2013 : Après le coup d’État contre le président François Bozizé, Paris déploie suite au feu vert de l’ONU plus d’un millier de soldats en Centrafrique dans le cadre de l’opération Sangaris, pour y faire cesser les violences intercommunautaires.

Sangaris, qui a compté jusqu’à 1 600 hommes, est restée en place jusqu’en 2016. Résultat des courses, près de 80 % du territoire centrafricain se trouvaient sous le contrôle des groupes rebelles et l’armée centrafricaine avait entièrement été décimée.



LIBYE

2011 : Sans aucune concertation avec les pays africains, et l’Union africaine et dans le cadre de l’OTAN, intervention militaire française Harmattan menée aux côtés des Britanniques et des Américains pour attaquer l’armée libyenne.

Jusqu’à 4 200 militaires français, 40 avions, une vingtaine d’hélicoptères et 27 bâtiments de la Marine nationale sont engagés dans l’opération.

Sept mois de frappes aériennes entraînent la chute de Mouammar Kadhafi. Cette guerre a installé le chaos total en Libye et par-dessus tout, cela a permis d’étendre le terrorisme en Afrique et principalement dans le Sahel.



COTE D’IVOIRE

2002 : La mission française Licorne est devenue une force de réaction rapide en appui d’une opération de l’ONU.

En 2011, la France joue un rôle décisif dans le renversement de l’ex-président Laurent Gbagbo et l’arrivée au pouvoir de son homme de main Alassane Ouattara. Une décision dévastatrice pour le peuple ivoirien qui a provoqué la mort de milliers de civils dans le pays.

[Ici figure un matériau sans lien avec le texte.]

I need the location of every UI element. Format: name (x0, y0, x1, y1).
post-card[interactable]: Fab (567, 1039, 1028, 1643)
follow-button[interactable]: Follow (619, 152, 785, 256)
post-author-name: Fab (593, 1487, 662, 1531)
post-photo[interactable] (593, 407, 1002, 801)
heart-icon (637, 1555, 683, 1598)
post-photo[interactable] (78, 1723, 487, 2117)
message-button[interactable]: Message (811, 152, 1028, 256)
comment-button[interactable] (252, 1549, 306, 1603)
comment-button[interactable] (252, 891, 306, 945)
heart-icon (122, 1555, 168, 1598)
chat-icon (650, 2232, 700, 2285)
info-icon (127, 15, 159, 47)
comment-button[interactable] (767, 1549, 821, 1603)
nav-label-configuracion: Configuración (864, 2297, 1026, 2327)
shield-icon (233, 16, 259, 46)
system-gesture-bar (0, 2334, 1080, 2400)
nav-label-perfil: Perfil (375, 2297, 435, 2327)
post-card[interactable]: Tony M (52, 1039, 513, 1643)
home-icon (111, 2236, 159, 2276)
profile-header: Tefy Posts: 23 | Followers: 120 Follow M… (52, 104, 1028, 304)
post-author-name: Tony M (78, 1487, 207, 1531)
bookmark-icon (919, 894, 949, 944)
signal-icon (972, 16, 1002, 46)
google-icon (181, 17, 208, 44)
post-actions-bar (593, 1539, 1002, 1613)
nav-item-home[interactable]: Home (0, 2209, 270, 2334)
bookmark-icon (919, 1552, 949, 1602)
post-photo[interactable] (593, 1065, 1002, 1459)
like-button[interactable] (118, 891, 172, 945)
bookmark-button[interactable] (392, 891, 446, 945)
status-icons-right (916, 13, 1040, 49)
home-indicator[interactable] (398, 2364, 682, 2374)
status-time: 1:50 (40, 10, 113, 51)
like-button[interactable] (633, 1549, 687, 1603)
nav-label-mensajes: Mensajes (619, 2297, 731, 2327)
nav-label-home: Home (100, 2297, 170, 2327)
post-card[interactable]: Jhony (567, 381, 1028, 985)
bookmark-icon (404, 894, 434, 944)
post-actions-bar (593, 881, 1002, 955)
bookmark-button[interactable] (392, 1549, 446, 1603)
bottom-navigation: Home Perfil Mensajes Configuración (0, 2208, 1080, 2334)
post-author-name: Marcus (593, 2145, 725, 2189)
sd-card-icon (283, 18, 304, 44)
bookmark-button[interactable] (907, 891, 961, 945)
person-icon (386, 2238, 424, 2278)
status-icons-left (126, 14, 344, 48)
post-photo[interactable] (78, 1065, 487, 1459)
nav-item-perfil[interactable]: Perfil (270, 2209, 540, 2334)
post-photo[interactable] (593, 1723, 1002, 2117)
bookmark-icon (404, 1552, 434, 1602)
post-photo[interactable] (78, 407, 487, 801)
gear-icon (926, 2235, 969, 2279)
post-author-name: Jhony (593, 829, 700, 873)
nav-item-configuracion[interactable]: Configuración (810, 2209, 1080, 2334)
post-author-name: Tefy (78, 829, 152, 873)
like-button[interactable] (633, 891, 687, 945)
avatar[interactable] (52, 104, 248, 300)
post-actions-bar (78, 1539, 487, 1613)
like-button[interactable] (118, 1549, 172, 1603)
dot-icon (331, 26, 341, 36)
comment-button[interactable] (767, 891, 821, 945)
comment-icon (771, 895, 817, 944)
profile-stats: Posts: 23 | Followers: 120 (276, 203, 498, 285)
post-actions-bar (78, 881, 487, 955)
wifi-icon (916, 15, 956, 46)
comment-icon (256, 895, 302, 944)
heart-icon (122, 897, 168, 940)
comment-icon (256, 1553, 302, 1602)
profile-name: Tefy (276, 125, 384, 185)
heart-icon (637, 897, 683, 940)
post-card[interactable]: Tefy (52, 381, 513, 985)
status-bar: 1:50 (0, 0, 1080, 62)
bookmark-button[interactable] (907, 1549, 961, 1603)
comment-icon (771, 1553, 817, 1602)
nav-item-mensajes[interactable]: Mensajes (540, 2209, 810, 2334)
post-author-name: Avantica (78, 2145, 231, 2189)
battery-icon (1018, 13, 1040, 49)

En 2015, après douze ans, la force Licorne se transforme en Forces françaises en Côte d’Ivoire, considérées comme des occupants dans le pays.



TCHAD

Le Tchad, avec la base française de N’Djamena, est une plaque tournante des opérations extérieures de la France en Afrique.

Après une intervention au Tibesti (1968-1972), les soldats français au Tchad ont mené notamment l’opération Manta (1983-1984) pour mieux encercler la Libye. Depuis 1986, la France maintenait à N’Djamena un dispositif militaire à dominante aérienne baptisé Epervier, qui a pris fin en août 2014. Le Tchad héberge aujourd’hui l’état-major de l’opération française de Barkhane. Et le Tchad se trouve toujours exposer à des attaques de rebelles venant principalement du sud de la Libye.